The book includes a long section on gambling strategies and casinos, including an in-depth look at historical and modern Las Vegas. (There’s an insightful interview with Steve Wynn, as well as an analysis of why Trump didn’t succeed in Atlantic City.)

“On the Edge” is roughly divided between gaming strategies and Silicon Valley gambling. Silver examines what personality traits poker players and venture capitalists have in common and where they differ. (“Contrarian” turns out to be a significant area of ​​potential overlap.)

Yet both types are, in Silver’s extended metaphor, inhabitants of the “river,” in contrast to the less risk-taking members of society who live in the “village.”

Businesspeople in the travel industry, from independent contractors to cruise line CEOs, take risks to grow their businesses. And as the level of investment based on expected value increases, the risk often increases as well.

Travel agents encounter both Rivera and village people among their clients, and I began to think about the risks clients take when booking a vacation.

Riverian travelers should not be confused with those whose businesses involve great risk. Venture capitalists who have invested billions in high-profile investments are not necessarily looking to climb Mount Everest. Most I have met prefer to pamper themselves at a Four Seasons on vacation and are willing to spend a small fortune to make sure everything goes exactly the way they want it to. Unlike in the office, they spend their money not to gamble but to avoid risk. They want to make sure their leisure time is predictable and not speculative.

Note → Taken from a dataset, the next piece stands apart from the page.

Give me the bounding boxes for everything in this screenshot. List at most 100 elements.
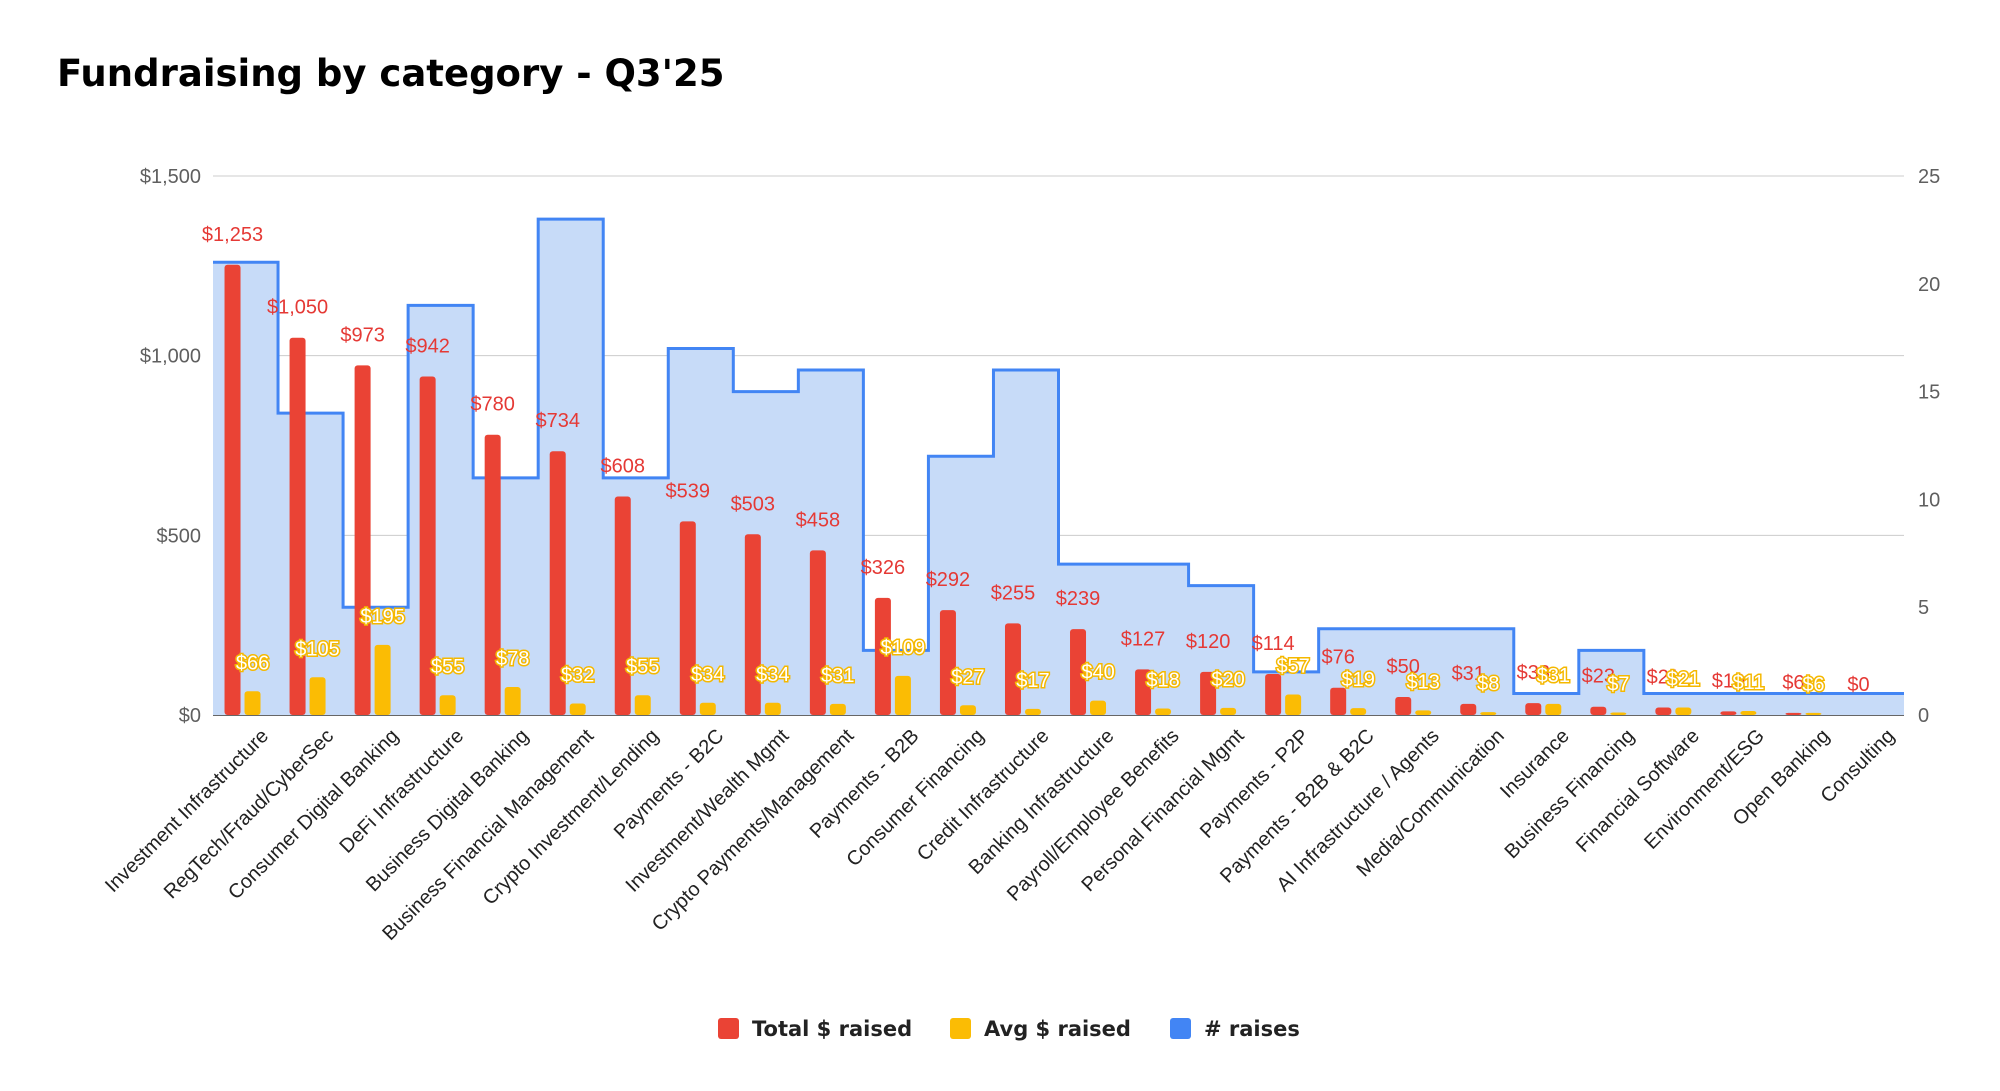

I’m a contrarian here. I believe that risk aversion can reduce the expected value of a vacation for brands and travelers.

I certainly understand why hotel companies value consistency and focus on RevPAR, ADR and occupancy. Likewise, the majority of consumers value predictability and are therefore content to stick with familiar brands whose consistent performance is all but guaranteed.

But recent acquisitions by Hilton (NoMad and Graduate brands) and Hyatt (Standard/Bunkhouse) demonstrate the appeal and rewards of these brands, both of which began with a single property. I believe customers who booked these unique properties early received greater expected value than those who booked with loyalty points in mind.

I speak from experience, both as a consumer and as an investor. As my travel agent knows, although I mostly stay in conference hotels, I am quite willing to book interesting independent accommodation. These are the unforgettable stays.

And I invested in what would become the first property in Bunkhouse’s portfolio, the Hotel San Jose in Austin, Texas. Although it was unlike anything that had come before and located in a part of town that had been overlooked until then, it was an overnight success and, more than any other venture, drove the revitalization of the now-popular SoCo neighborhood.

Earlier this week, I spoke to Basak Tan, CEO of hospitality consultancy Kremm, who agrees that the mass behavior of hoteliers is undermining the expected value for both investors and consumers.

“Today, hotels exist in a very different environment than they did 20, 10 or even 5 years ago,” she said. “There is more of everything: more brands, more confusion, more innovation, more movement, more money, more expectations and a greater need for authenticity, connection and meaning. And yet we still see financial projections based on ‘heads in beds.'”

Tan said she believes if developers choose to create their own brand, they have the freedom to reimagine the value and experience framework not just for guests, but for the community as a whole. She believes it is certainly important to pay attention to the underlying financial metrics, but takes a broader perspective, looking at “the potential of the asset as a whole and what is possible today given design, resources and technology, as well as societal, environmental and urban needs.”

All of this means that when selecting your clients, you should take a moment and proactively seek out local travelers. While it may be more work to find the perfect accommodation for them, they will certainly appreciate the added value you provide.